Advice given as abuse rises online
It seems the general public has taken up the habit of criticising public servants via social media, leading to suggestions workers need better online protection.
The Public Service Commission has taken up the fight of the workers, saying it will continue to educate and inform its way to better internet practices, and hopefully reduce cases of cyber-bullying.
An alert has been sent to 170,000 Commonwealth officials, raising awareness of the issue and providing a self-help guide for workers.
The Public Service Commission is urging victims to consider calling the police, think about laying down apprehended violence orders, or even suing their tormentors.
The most recent State of the Service circular report says around 1700 officials have reported being bullied online, with a third of those saying it some from members of the general public.
“Cyber-bullying is an emerging issue for APS employees, associated with increasing use of social media and other online networking tools,” the report says.
“Mechanisms may… be available to agencies and employees under state criminal laws, including laws relating to stalking, or under other laws relating to protection or apprehended violence orders, privacy, and discrimination.”
A ‘Working Group on Cyber-bullying of APS employees by clients’ comprising nine agencies and departments has been put together.

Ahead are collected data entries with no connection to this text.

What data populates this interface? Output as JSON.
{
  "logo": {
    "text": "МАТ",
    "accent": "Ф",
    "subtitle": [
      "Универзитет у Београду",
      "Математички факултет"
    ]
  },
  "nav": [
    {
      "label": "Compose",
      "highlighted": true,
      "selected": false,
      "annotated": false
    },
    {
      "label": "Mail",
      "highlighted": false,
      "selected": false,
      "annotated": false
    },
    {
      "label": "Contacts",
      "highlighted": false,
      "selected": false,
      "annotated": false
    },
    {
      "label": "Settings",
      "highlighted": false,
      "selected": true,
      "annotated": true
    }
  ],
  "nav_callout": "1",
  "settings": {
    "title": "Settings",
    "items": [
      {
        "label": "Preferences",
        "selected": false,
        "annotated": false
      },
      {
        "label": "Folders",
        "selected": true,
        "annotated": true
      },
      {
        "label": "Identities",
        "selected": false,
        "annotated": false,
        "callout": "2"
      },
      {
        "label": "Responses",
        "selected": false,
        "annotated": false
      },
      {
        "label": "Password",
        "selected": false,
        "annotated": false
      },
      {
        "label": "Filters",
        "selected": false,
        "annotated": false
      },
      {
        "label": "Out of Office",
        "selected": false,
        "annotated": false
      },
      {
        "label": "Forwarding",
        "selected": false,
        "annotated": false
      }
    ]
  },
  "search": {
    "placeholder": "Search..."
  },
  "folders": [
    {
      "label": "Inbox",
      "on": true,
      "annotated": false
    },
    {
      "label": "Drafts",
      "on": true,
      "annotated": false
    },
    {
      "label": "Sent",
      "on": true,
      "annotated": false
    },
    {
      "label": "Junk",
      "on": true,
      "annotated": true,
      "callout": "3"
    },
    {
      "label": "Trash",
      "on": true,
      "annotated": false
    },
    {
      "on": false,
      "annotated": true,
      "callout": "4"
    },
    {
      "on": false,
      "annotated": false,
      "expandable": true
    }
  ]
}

It will seek advice from Australian Federal Police and the Attorney General's Department.
The commission's acting Merit Protection Commissioner Karin Fisher says the game has changed in the internet age.
“Dealing with members of the public and what might be viewed as hostile or unacceptable behaviour from members of the public is not a new issue," she said.
“What is new is the online nature of it.”
“What this circular is about is a preventative measure to give agencies some assistance to help protect their employees if their interactions with members of the public online could be distressing for them or harmful.”
Recent reports state that some departments suffer worse than others, and have had to take extra measures.
The Department of Human Services is reportedly stepping up its efforts to protect its frontline workers in Centrelink, Medicare and the Child Support Agency from repeated threats of violence.